Bollywood cinema, with its love of melodrama and lavish color and outsize emotion, with nearly every genre making space for six or seven songs, may not be the first thing that springs to mind when someone intones the phrase that remains a pedigreed arbiter of cultural sophistication: “foreign films.” But in a global economy in which India stands poised to play a bigger part, when the Internet and DVD’s are creating film audiences not bound by borders or by the caprices of film distribution, when some American multiplexes are giving over screens to Bollywood releases in order to lure America’s growing Indian population and when the stagnation of Hollywood sometimes makes the survival of movies as a popular art form seem an iffy proposition, Americans can’t afford to ignore Bollywood much longer.

At the moment no one represents Bollywood more than Shah Rukh Khan. It’s not just that this epitome of Hindi cinema is a Muslim, which makes Khan an unusual star. Part leading man, larger part buoyant goofball, Khan looks something like the offspring of John Stamos and Jerry Lewis. Without the dark undercurrents of the Bollywood superstar who came before him, Amitabh Bachchan, Khan claims, and Chopra agrees, that he represents the confident, successful Indian yuppie, the citizen of the world who is nonetheless recognizably Indian.

In “King of Bollywood” and in her previous book, a superb monograph on the wonderful 1995 Bollywood film “Dilwale Dulhania Le Jayenge” (“The Bravehearted Will Take the Bride”), which has never stopped playing at the 1,000-seat Mumbai theater where it opened 12 years ago, Chopra offers a brilliant reading of how Indian cinema, represented by “D.D.L.J.” (as its fans know the movie) and its hero Khan, has confronted the liberalization that came with an expanding economy, rejecting Bollywood’s previous view of the West as purgatory while at the same time expressing fear of waning Indian tradition and identity. The brilliance of Chopra’s reading of the film is that she argues for its simultaneous traditionalism and progressiveness, a dual but not contradictory approach that can be applied to some of our greatest mainstream movies, from “The Best Years of Our Lives” to “Schindler’s List.”

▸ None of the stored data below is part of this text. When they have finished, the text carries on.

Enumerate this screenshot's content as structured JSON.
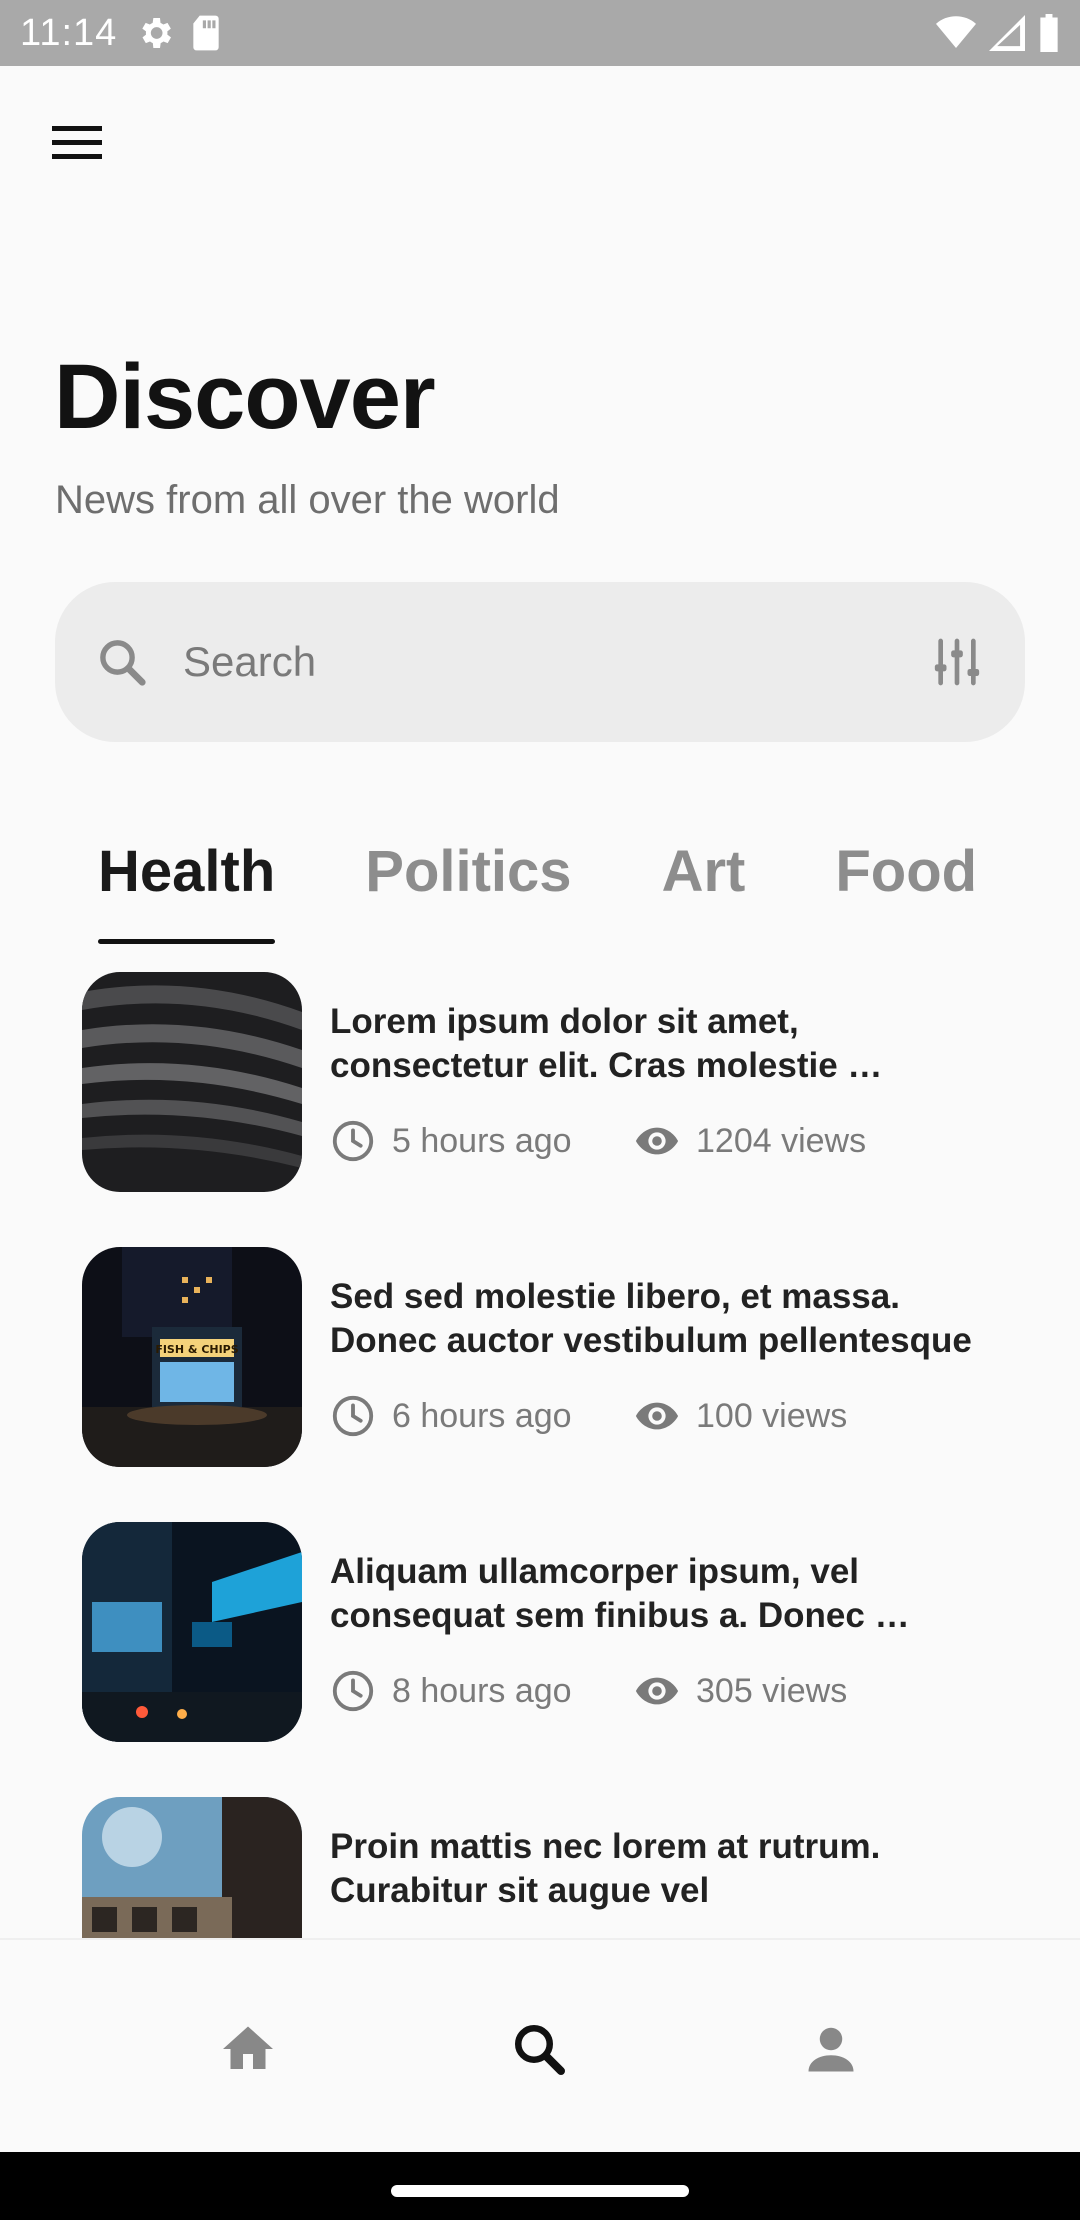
{
  "status_bar": {
    "time": "11:14"
  },
  "header": {
    "title": "Discover",
    "subtitle": "News from all over the world"
  },
  "search": {
    "placeholder": "Search",
    "value": ""
  },
  "tabs": [
    {
      "label": "Health",
      "active": true
    },
    {
      "label": "Politics",
      "active": false
    },
    {
      "label": "Art",
      "active": false
    },
    {
      "label": "Food",
      "active": false
    }
  ],
  "news": [
    {
      "title": "Lorem ipsum dolor sit amet, consectetur elit. Cras molestie …",
      "time": "5 hours ago",
      "views": "1204 views"
    },
    {
      "title": "Sed sed molestie libero, et massa. Donec auctor vestibulum pellentesque",
      "time": "6 hours ago",
      "views": "100 views",
      "thumb_sign": "FISH & CHIPS"
    },
    {
      "title": "Aliquam ullamcorper ipsum, vel consequat sem finibus a. Donec …",
      "time": "8 hours ago",
      "views": "305 views"
    },
    {
      "title": "Proin mattis nec lorem at rutrum. Curabitur sit augue vel"
    }
  ],
  "bottom_nav": [
    {
      "icon": "home-icon",
      "active": false
    },
    {
      "icon": "search-icon",
      "active": true
    },
    {
      "icon": "person-icon",
      "active": false
    }
  ],
  "colors": {
    "background": "#fafafa",
    "search_bg": "#ececec",
    "text_primary": "#1c1c1c",
    "text_secondary": "#7a7a7a",
    "status_bar": "#a9a9a9"
  }
}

Chopra covers a lot of ground here. There is Khan’s story itself — his unlikely rise to fame; his wooing of his wife, Gauri, despite her parents’ objections; the predictions of failure when a few flops followed many hits; his finding himself under threat from the Indian mafia, which was extorting the country’s film industry. Still, I wanted more. Chopra hints that Khan’s extraordinary confidence may shade over into arrogance. And she hints of the horrendous pressure Khan finds himself under, referring to himself at one point as “just an employee of the Shah Rukh Khan myth.” And I wanted Chopra to examine how Khan, who can be a charming presence or an overbearing one, might be limited as his career proceeds. Most of all, I wanted to know if Chopra believes that a country contemplating greater corporate diversification might find its film industry damaged as ours has been by the triumph of a corporate mentality that possesses none of the old studio moguls’ love for movies.

But I wouldn’t have wanted any of this if Chopra weren’t good enough to raise the questions in the first place. “King of Bollywood” evokes a film industry that, whatever perils it faces, right now does what Hong Kong cinema did in the 1980s and ’90s, what Hollywood only intermittently does: approach the job of entertaining an audience without embarassment or apology, treating making movies as more than a future entry on a balance sheet. Hollywood still lives — if only occasionally in the American movie industry.